Но едва Дора открыла дверь, как убедилась, что ее предположение относительно визитера оказалось ошибочным. Человек, не снимавший пальца с кнопки звонка, был вовсе не торговцем. Девушка окинула его быстрым взглядом. Лет тридцати пяти, густые темные волосы обрамляли красивое смуглое лицо, увы, свидетельствовавшее о плохом характере и неукротимом нраве; насупленные черные брови нависали на прищуренные голубые глаза, красиво очерченный рот был упрямо сжат и выражал недовольство.
Лицо незнакомца говорило, что этот самоуверенный человек привык во всем задавать тон. О том же свидетельствовала его манера держаться.
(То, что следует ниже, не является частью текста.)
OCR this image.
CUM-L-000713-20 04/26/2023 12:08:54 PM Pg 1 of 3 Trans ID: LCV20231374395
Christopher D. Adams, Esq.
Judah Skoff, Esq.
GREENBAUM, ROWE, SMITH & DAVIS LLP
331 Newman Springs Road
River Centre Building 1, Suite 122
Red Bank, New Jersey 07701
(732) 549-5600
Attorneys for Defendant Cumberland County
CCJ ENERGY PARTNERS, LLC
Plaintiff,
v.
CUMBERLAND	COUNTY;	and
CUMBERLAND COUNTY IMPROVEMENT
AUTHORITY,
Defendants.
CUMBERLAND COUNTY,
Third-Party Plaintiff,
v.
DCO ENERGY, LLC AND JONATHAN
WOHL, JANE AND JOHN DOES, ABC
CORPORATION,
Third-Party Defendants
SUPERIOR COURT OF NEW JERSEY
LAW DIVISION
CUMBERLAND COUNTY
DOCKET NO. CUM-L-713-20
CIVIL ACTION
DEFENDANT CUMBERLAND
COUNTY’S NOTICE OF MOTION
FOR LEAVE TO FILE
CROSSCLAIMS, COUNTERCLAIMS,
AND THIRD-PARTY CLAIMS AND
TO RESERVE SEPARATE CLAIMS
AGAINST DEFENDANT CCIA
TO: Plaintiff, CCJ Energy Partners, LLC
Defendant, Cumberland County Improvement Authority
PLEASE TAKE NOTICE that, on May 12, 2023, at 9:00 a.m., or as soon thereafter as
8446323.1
Он был гигантского роста — около метра девяноста, в модной, элегантной одежде. Может быть, это гость, о котором случайно забыли? Ошеломленная столь неожиданным появлением, Дора молча ждала его слов. Ее ореховые глаза разглядывали костюм незнакомца. Пиджак из натурального светлосерого льна был надет поверх изысканно белой рубашки, заправленной в брюки цвета древесной коры, сшитые из ткани, напоминавшей тяжелый шелк. Цветной шелковый галстук дополнял ансамбль и сочетался по цвету с платком, выглядывавшим из нагрудного кармана пиджака.
В прекрасном костюме чувствовалась рука мастера. Однако, как ни роскошен был наряд незнакомца, он едва ли подходил для сегодняшнего торжества, на котором полагалось быть в смокинге. Да и щетина на скулах и мужественном подбородке, подчеркивавшая красивый изгиб рта, вряд ли произвела бы хорошее впечатление на гостей брата.
— Итак, — нарушил молчание мужчина, пожирая Дору глазами, холодно блестевшими на загорелом лице, — наконец-то я тебя выследил!
— Сожалею, но… — Ощущение было такое, словно чья-то ледяная рука легла ей на спину между лопаток, и только сознание того, что она находится на собственной территории, удержало Дору на месте. Тем не менее пальцы девушки вцепились в дверной косяк, выдавая охватившее ее беспокойство.
— Да… — Незнакомец не отрывал от девушки взгляда; его глаза скользнули по колечкам блестящих темно-каштановых волос, обрамлявших покрасневшее овальное лицо, по плотно облегавшему тело ворсистому крепу платья и спустились к золотистым босоножкам на высоких каблуках, придававшим стройным ногам такое изящество, которое привело бы в восторг любого скульптора. Уставившись в ее глаза, мужчина произнес скрипучим голосом: — Конечно, ты сожалеешь, но скоро будешь сожалеть еще больше, потому что я приложу все силы, чтобы наказать тебя по заслугам за то, что ты сделала с моим братом Марио.
Дора изумленно хлопала длинными ресницами. Он что, сумасшедший, сбежавший из расположенной неподалеку лечебницы? Да нет, эти несчастные не носят одежду от лучшего кутюрье — разве что вламываются в чей-нибудь дом и заимствуют там свой гардероб…
Голоса гостей, раздававшиеся за спиной, успокаивали девушку и придавали ей смелости; кроме того, остатки строгого бабушкиного воспитания и мучительное сострадание к людям, безвозвратно утратившим разум, не позволяли ей закрыть дверь.
— Очевидно, это какая-то ошибка, — нарочито холодно ответила она. — У меня нет ни одного знакомого по имени Марио.
— Никакой ошибки, Дора. — Голос мужчины был низким, бархатистым, а «р» он произнес протяжно и твердо, придав имени угрожающее звучание. Несмотря на превосходный английский, было заметно, что его родным был язык одной из латиноамериканских стран.